Read the article (which is also available on the course website) and look at the sections of the multimedia transcript that illustrate the points Thibault is making in the article. Notice particularly that in this case, transcription really does depend heavily on theory and goes a long way towards being an analysis in itself.
 

12. Multimedia Analysis: Learning in multimodal interaction – A Synthesis 

Lemke, J.L.  "Typological and Topological Meaning in Diagnostic Discourse." Discourse Processes 27(2), 173-185. 1999. 

This paper was published a few years ago in a journal which included a CD along with the printed issue. It was a special issue devoted entirely to the analysis of a single segment of videotape of a group of medical students and their mentor in a "Problem-based Learning" session in a large medical school. Each article in the special issue presented an analysis of this same learning episode using the theoretical perspectives of the different authors. The whole issue is well worth looking at.

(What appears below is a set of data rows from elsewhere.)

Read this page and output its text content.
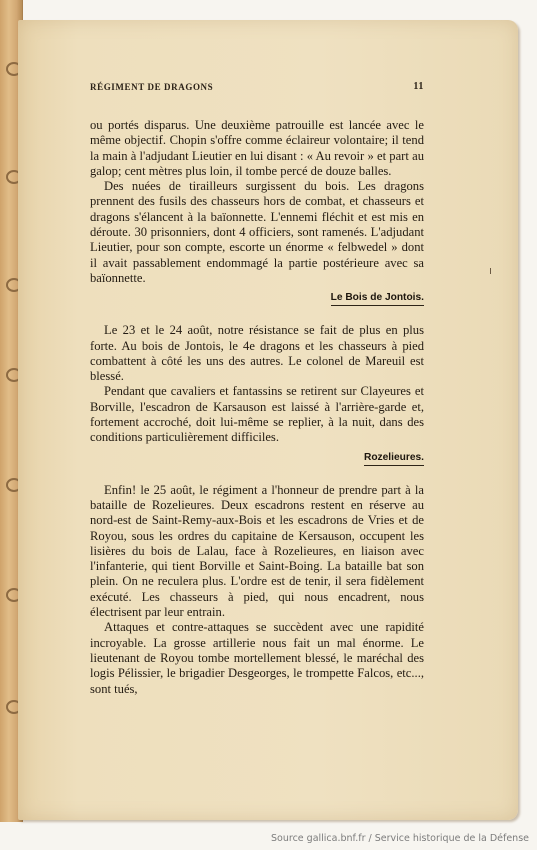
RÉGIMENT DE DRAGONS	11

ou portés disparus. Une deuxième patrouille est lancée avec le même objectif. Chopin s'offre comme éclaireur volontaire; il tend la main à l'adjudant Lieutier en lui disant : « Au revoir » et part au galop; cent mètres plus loin, il tombe percé de douze balles.

Des nuées de tirailleurs surgissent du bois. Les dragons prennent des fusils des chasseurs hors de combat, et chasseurs et dragons s'élancent à la baïonnette. L'ennemi fléchit et est mis en déroute. 30 prisonniers, dont 4 officiers, sont ramenés. L'adjudant Lieutier, pour son compte, escorte un énorme « felbwedel » dont il avait passablement endommagé la partie postérieure avec sa baïonnette.

Le Bois de Jontois.

Le 23 et le 24 août, notre résistance se fait de plus en plus forte. Au bois de Jontois, le 4e dragons et les chasseurs à pied combattent à côté les uns des autres. Le colonel de Mareuil est blessé.

Pendant que cavaliers et fantassins se retirent sur Clayeures et Borville, l'escadron de Karsauson est laissé à l'arrière-garde et, fortement accroché, doit lui-même se replier, à la nuit, dans des conditions particulièrement difficiles.

Rozelieures.

Enfin! le 25 août, le régiment a l'honneur de prendre part à la bataille de Rozelieures. Deux escadrons restent en réserve au nord-est de Saint-Remy-aux-Bois et les escadrons de Vries et de Royou, sous les ordres du capitaine de Kersauson, occupent les lisières du bois de Lalau, face à Rozelieures, en liaison avec l'infanterie, qui tient Borville et Saint-Boing. La bataille bat son plein. On ne reculera plus. L'ordre est de tenir, il sera fidèlement exécuté. Les chasseurs à pied, qui nous encadrent, nous électrisent par leur entrain.

Attaques et contre-attaques se succèdent avec une rapidité incroyable. La grosse artillerie nous fait un mal énorme. Le lieutenant de Royou tombe mortellement blessé, le maréchal des logis Pélissier, le brigadier Desgeorges, le trompette Falcos, etc..., sont tués,

Source gallica.bnf.fr / Service historique de la Défense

On the CD, go to the folder PBL-data. The file Start.htm gives an introduction to the session being analyzed and has links to a video of the session (only the 2x version is on your CD), the transcript, and the transcription conventions. There is also a diagram of the arrangement of the room. My analysis, for the article cited above, is in the file PBL-ART.doc . View the video, read the transcript, and then read my analysis. Note that in some cases the line numbers for the transcript are different in my article than in the transcript on the CD. I was working with the preliminary transcript that the editors sent to the authors, but they "corrected" it for the final version. In the printed article some of these line numbering changes were made, but not in the manuscript, which you have on the CD. This is typical of the complications in multimedia work, especially when it is collaborative.

Pay attention in the video and my analysis to the relationships between speech, gesture, and the material artifacts that are integrated into the communication and interaction of the participants.